To date, the predominant issues of litigation involving Disparate Impact are pricing policies. Many times this goes hand in hand with the credit overlays as well, because loan level adjustments are applied based on underwriting characteristics such as credit score and loan amount.
Written testimony of Assistant Attorney General Thomas Perez from March 7, 2012 Congressional hearing:
“Many of the Division’s pricing cases have relied, in part, on disparate impact analysis to show a violation of law. This approach has been unanimously accepted by the courts, and I have made clear that, under my leadership, the Civil Rights Division is using all of the tools in our arsenal to root out discrimination and ensure a level playing field, including utilizing both disparate treatment and disparate impact analysis when supported by the facts” (emphasis added).
So the next step in the process of evaluating your fair lending risk is to take a good look at your pricing policies.
- Loan level price adjustments AKA pricing overlays. What are they? Why are they in place? If your investor requires them, then that is reason enough since you cannot affect their pricing policy. However, if you add your own, how are you justifying the overlay of the pricing and quantifying the risk associated with that file trait?
- Pricing per MSA. Is one branch offered a different price than another? Quite a few lenders have been warned or burned with this one. Here is the problem. Let’s say office A offers an FHA loan at an interest rate of 4% and a price of 102. Office B has a different pricing structure and they offer an FHA loan at 4.125% and a price of 102 to a similarly situated client. Office B is located in a predominantly minority area, and thus a protected class borrower receives a higher rate for the same loan in the same MSA. See the issue?
- Different loan officer compensation. Do you allow your loan officers to choose their compensation level per loan type? Is it possible that they could be steering to a higher loan compensation program over another? How do you monitor that? Most lenders who have been through the exam process keep the same compensation levels, regardless of the loan type, so that no one can be accused of steering to one product or another. This assumes similar lender profit per product. As an example a bond program may pay less because you receive less. Another issue is one loan officer that is receiving better pricing than other loan officers within the same MSA. This may cause one client being charged more for a loan, than another for a similar loan.
- Price Tracing. Are you able to “price trace” your offering to the client for every loan, and document that trace?
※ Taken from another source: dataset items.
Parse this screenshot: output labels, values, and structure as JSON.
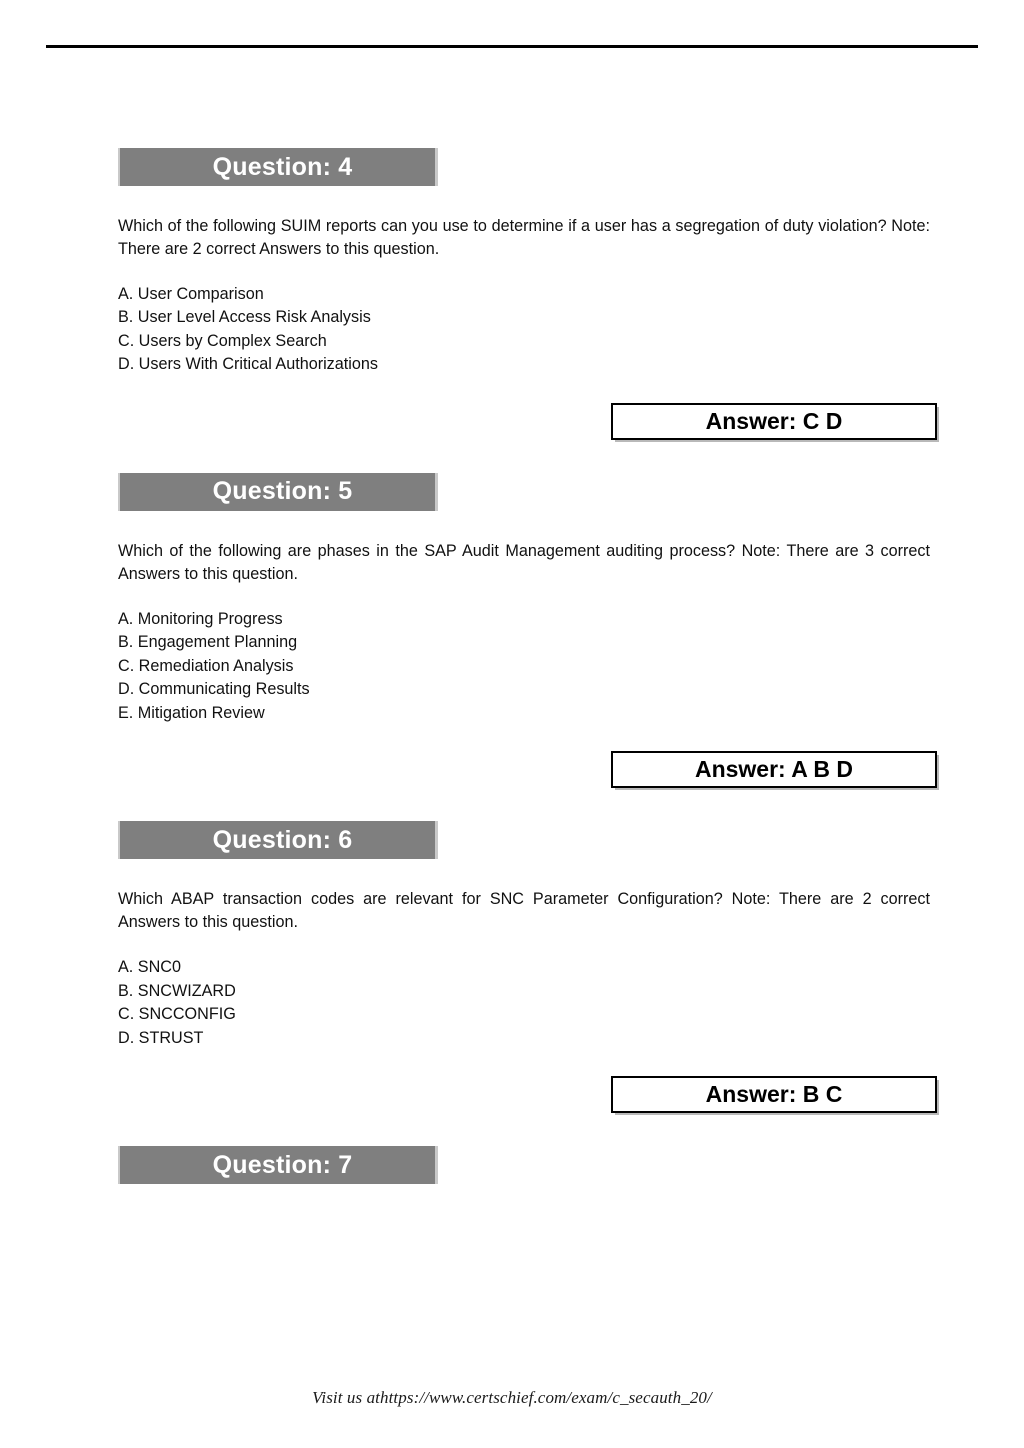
{
  "document": {
    "questions": [
      {
        "header": "Question: 4",
        "body": "Which of the following SUIM reports can you use to determine if a user has a segregation of duty violation? Note: There are 2 correct Answers to this question.",
        "options": [
          "A. User Comparison",
          "B. User Level Access Risk Analysis",
          "C. Users by Complex Search",
          "D. Users With Critical Authorizations"
        ],
        "answer": "Answer: C D"
      },
      {
        "header": "Question: 5",
        "body": "Which of the following are phases in the SAP Audit Management auditing process? Note: There are 3 correct Answers to this question.",
        "options": [
          "A. Monitoring Progress",
          "B. Engagement Planning",
          "C. Remediation Analysis",
          "D. Communicating Results",
          "E. Mitigation Review"
        ],
        "answer": "Answer: A B D"
      },
      {
        "header": "Question: 6",
        "body": "Which ABAP transaction codes are relevant for SNC Parameter Configuration? Note: There are 2 correct Answers to this question.",
        "options": [
          "A. SNC0",
          "B. SNCWIZARD",
          "C. SNCCONFIG",
          "D. STRUST"
        ],
        "answer": "Answer: B C"
      },
      {
        "header": "Question: 7",
        "body": "",
        "options": [],
        "answer": ""
      }
    ],
    "footer": "Visit us athttps://www.certschief.com/exam/c_secauth_20/",
    "colors": {
      "header_bar": "#7f7f7f",
      "header_text": "#ffffff",
      "body_text": "#111111",
      "rule": "#000000",
      "answer_border": "#000000"
    }
  }
}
The CFPB is looking at the base price and rate offered to the loan officer, the pricing adjustments, broken out per adjustment, and how you reached the final price.
- Pricing Compliance Management System. Do you monitor for “outliers” on your live pipeline to prevent fair lending issues before the loan closes? Are you requiring file notations regarding why a program was selected, if the program selected was not “best execution”? Do you have a policy in place to check the loan prior to closing for any potential fair lending issue? If so, how do you go back to the lock date and compare the file to your offerings, on that day, to ensure the loan was within your policy range?
- Training. Is your front line trained on pricing policies, why they are important and proper file notation to prevent fair lending issues? What are your requirements for presenting available loan options to a client? An example of this issue is a loan officer that has never done a VA loan so they recommend an FHA loan, without mentioning to the client that they qualify for a VA loan. How do your policies prevent this from happening?